DDD-GenDT: Dynamic Data-driven Generative Digital Twin Framework

Digital twin (DT) technology enables real-time simulation, prediction, and optimization of physical systems, but its practical deployment often faces challenges related to high data requirements, proprietary data constraints, and limited adaptability to evolving system conditions. This work introduces DDD-GenDT, a dynamic data-driven generative digital twin framework grounded in the Dynamic Data-Driven Application Systems (DDDAS) paradigm. The proposed architecture comprises of the Physical Twin Observation Graph (PTOG) for representing operational states of the physical twin (PT), an Observation Window Extraction process for capturing relevant temporal state sequences, a Data Preprocessing Pipeline within an LLM-Based Behavior Prediction Engine for sensor data structuring and filtering, and an LLM ensemble that performs zero-shot predictive inference. By leveraging generative artificial intelligence, DDD-GenDT reduces the need for extensive historical datasets, enabling DT construction in data-scarce environments while maintaining privacy for proprietary industrial processes. The DDDAS-driven feedback mechanism allows the DT to autonomically adapt its predictive behavior in alignment with PT-specific wear and degradation patterns, thereby supporting DT-aging, which is the progressive synchronization of the DT with the evolving physical system.

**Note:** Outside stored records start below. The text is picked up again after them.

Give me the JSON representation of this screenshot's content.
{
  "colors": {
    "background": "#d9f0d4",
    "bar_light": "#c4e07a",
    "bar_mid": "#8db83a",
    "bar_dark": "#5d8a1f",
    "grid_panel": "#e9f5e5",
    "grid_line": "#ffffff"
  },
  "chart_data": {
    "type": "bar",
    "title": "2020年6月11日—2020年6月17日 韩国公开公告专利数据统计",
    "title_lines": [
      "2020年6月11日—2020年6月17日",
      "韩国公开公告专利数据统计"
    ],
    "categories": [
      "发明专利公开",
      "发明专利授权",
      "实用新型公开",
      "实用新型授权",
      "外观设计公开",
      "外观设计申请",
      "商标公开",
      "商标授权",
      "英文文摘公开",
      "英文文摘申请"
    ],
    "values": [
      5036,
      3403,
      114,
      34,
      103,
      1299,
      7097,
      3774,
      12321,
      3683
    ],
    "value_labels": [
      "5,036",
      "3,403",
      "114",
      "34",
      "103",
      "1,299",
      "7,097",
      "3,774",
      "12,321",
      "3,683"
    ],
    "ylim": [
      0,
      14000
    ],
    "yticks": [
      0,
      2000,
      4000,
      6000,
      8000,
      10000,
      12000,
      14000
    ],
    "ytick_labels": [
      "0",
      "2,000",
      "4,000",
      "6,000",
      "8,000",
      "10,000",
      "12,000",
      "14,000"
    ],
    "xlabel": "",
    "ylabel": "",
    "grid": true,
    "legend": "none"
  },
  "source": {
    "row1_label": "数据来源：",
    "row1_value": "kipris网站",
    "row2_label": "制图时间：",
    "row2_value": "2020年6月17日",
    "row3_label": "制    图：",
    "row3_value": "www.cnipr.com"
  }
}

The proposed framework is validated using the NASA CNC milling dataset, with spindle motor current as the monitored variable. In a zero-shot prediction setting, the GPT-4-based DT achieves an average RMSE of 0.479 A (4.79% of the maximum 10 A spindle current), accurately modeling both nonlinear process dynamics and changes arising from PT aging without retraining. These results demonstrate that DDD-GenDT provides a generalizable, data-efficient, and adaptive DT modeling approach, bridging the generative AI capabilities with the performance and reliability requirements of industrial DT applications.